Peter Sand, Xeneta’s chief analyst, said shippers are willing to pay a contract rate slightly above the spot price in return for a guarantee that their container will be loaded onto a vessel. But Mr Sand said shippers were also trying to make sure they weren’t paying too much.

The rate cuts come at a time when signals from the US economy are mixed.

Imports of consumer goods fell about $1.5 billion in value in May, according to the Commerce Department, as Americans cut big-ticket items like furniture and televisions. At the same time, U.S. container imports in volume remain strong and congestion at East Coast ports is increasing.

The National Retail Federation, in a report on Friday, expects import volumes to decline from the previous year’s robust periods of August through November.

Trucking is also experiencing a slowdown in demand. But Chris Caplice, chief online freight market scientist DAT Solutions LLC, said truck rates were falling largely due to a shift from the volatile spot market to longer-term contract rates, truckers seeing more stability in their routes.

According to DAT, trucking spot rates fell 22% in the first six months of this year, falling below the contract rate in May for the first time in two years. In June, the average contract rate for the most commonly used type of trucking, the dry van, was $2.93 per mile, or 17 cents more than the $2.76 per mile to move a load in the market in cash.
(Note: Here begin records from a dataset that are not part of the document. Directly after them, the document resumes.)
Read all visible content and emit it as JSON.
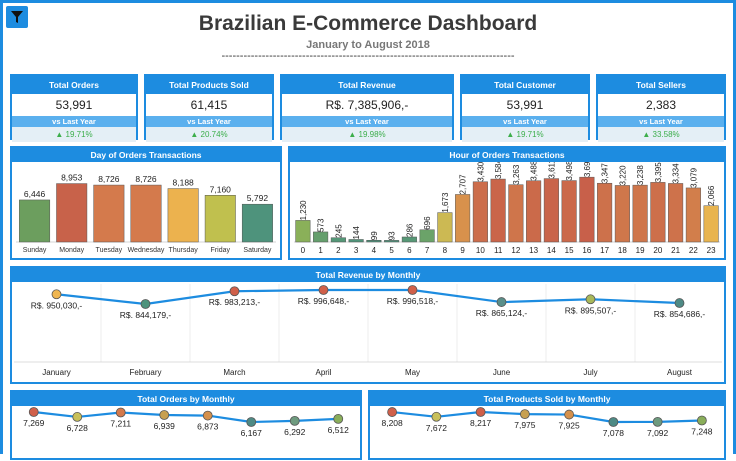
{
  "header": {
    "title": "Brazilian E-Commerce Dashboard",
    "subtitle": "January to August 2018",
    "divider": "--------------------------------------------------------------------------------"
  },
  "kpis": [
    {
      "label": "Total Orders",
      "value": "53,991",
      "sub": "vs Last Year",
      "change": "▲ 19.71%"
    },
    {
      "label": "Total Products Sold",
      "value": "61,415",
      "sub": "vs Last Year",
      "change": "▲ 20.74%"
    },
    {
      "label": "Total Revenue",
      "value": "R$. 7,385,906,-",
      "sub": "vs Last Year",
      "change": "▲ 19.98%"
    },
    {
      "label": "Total Customer",
      "value": "53,991",
      "sub": "vs Last Year",
      "change": "▲ 19.71%"
    },
    {
      "label": "Total Sellers",
      "value": "2,383",
      "sub": "vs Last Year",
      "change": "▲ 33.58%"
    }
  ],
  "colors": {
    "accent": "#1d8ce0"
  },
  "chart_data": [
    {
      "type": "bar",
      "title": "Day of Orders Transactions",
      "categories": [
        "Sunday",
        "Monday",
        "Tuesday",
        "Wednesday",
        "Thursday",
        "Friday",
        "Saturday"
      ],
      "values": [
        6446,
        8953,
        8726,
        8726,
        8188,
        7160,
        5792
      ],
      "labels": [
        "6,446",
        "8,953",
        "8,726",
        "8,726",
        "8,188",
        "7,160",
        "5,792"
      ],
      "colors": [
        "#6c9e5e",
        "#c8624a",
        "#d47a4c",
        "#d47a4c",
        "#ecb24e",
        "#c0c04e",
        "#4e937c"
      ],
      "ylim": [
        0,
        9500
      ]
    },
    {
      "type": "bar",
      "title": "Hour of Orders Transactions",
      "categories": [
        "0",
        "1",
        "2",
        "3",
        "4",
        "5",
        "6",
        "7",
        "8",
        "9",
        "10",
        "11",
        "12",
        "13",
        "14",
        "15",
        "16",
        "17",
        "18",
        "19",
        "20",
        "21",
        "22",
        "23"
      ],
      "values": [
        1230,
        573,
        245,
        144,
        99,
        93,
        286,
        696,
        1673,
        2707,
        3430,
        3584,
        3263,
        3488,
        3611,
        3498,
        3692,
        3347,
        3220,
        3238,
        3395,
        3334,
        3079,
        2066
      ],
      "labels": [
        "1,230",
        "573",
        "245",
        "144",
        "99",
        "93",
        "286",
        "696",
        "1,673",
        "2,707",
        "3,430",
        "3,584",
        "3,263",
        "3,488",
        "3,611",
        "3,498",
        "3,692",
        "3,347",
        "3,220",
        "3,238",
        "3,395",
        "3,334",
        "3,079",
        "2,066"
      ],
      "ylim": [
        0,
        4100
      ]
    },
    {
      "type": "line",
      "title": "Total Revenue by Monthly",
      "categories": [
        "January",
        "February",
        "March",
        "April",
        "May",
        "June",
        "July",
        "August"
      ],
      "values": [
        950030,
        844179,
        983213,
        996648,
        996518,
        865124,
        895507,
        854686
      ],
      "labels": [
        "R$. 950,030,-",
        "R$. 844,179,-",
        "R$. 983,213,-",
        "R$. 996,648,-",
        "R$. 996,518,-",
        "R$. 865,124,-",
        "R$. 895,507,-",
        "R$. 854,686,-"
      ],
      "colors": [
        "#f0b650",
        "#4e937c",
        "#d0604a",
        "#d0604a",
        "#d0604a",
        "#5a8f8a",
        "#a8b85a",
        "#4e8a85"
      ]
    },
    {
      "type": "line",
      "title": "Total Orders by Monthly",
      "values": [
        7269,
        6728,
        7211,
        6939,
        6873,
        6167,
        6292,
        6512
      ],
      "labels": [
        "7,269",
        "6,728",
        "7,211",
        "6,939",
        "6,873",
        "6,167",
        "6,292",
        "6,512"
      ],
      "colors": [
        "#d0604a",
        "#c8c05a",
        "#d47a4c",
        "#c8a050",
        "#d4904c",
        "#4e8a85",
        "#6e9a7e",
        "#8aae5a"
      ]
    },
    {
      "type": "line",
      "title": "Total Products Sold by Monthly",
      "values": [
        8208,
        7672,
        8217,
        7975,
        7925,
        7078,
        7092,
        7248
      ],
      "labels": [
        "8,208",
        "7,672",
        "8,217",
        "7,975",
        "7,925",
        "7,078",
        "7,092",
        "7,248"
      ],
      "colors": [
        "#d0604a",
        "#c8c05a",
        "#d0604a",
        "#c8a050",
        "#d4904c",
        "#4e8a85",
        "#6e9a7e",
        "#8aae5a"
      ]
    }
  ]
}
Caplice expects contract rates to fall this year as spot rates fall, but shippers will only benefit if diesel prices also fall. Fuel surcharges currently cost shippers about 80 cents per mile. « Fares are coming down but they are being wiped out by fuel surcharges imposed on carriers, » Mr Caplice said.

Freight specialists note that shipping rates remain well above pre-pandemic levels. The spot rate for shipping a container by sea to the US West Coast from China on July 6 was more than four times that of the same period in July 2019, according to online freight marketplace Freightos.

Congestion is also helping shipping costs stay high on some routes, such as China to Chicago, which has been plagued by severe delays on US freight rail systems.

Carbochem Inc., an importer of activated carbon used in water treatment and food processing, paid $16,000 per container in June to ship boxes from China to Chicago, the company’s president said, Gavin Kahn.

Mr Kahn said the cost was down from a peak of $21,000 last year, but three times higher than the rate he was paying before the pandemic. “We need to look probably under $10,000 to get closer to the levels we were before and be competitive,” he said.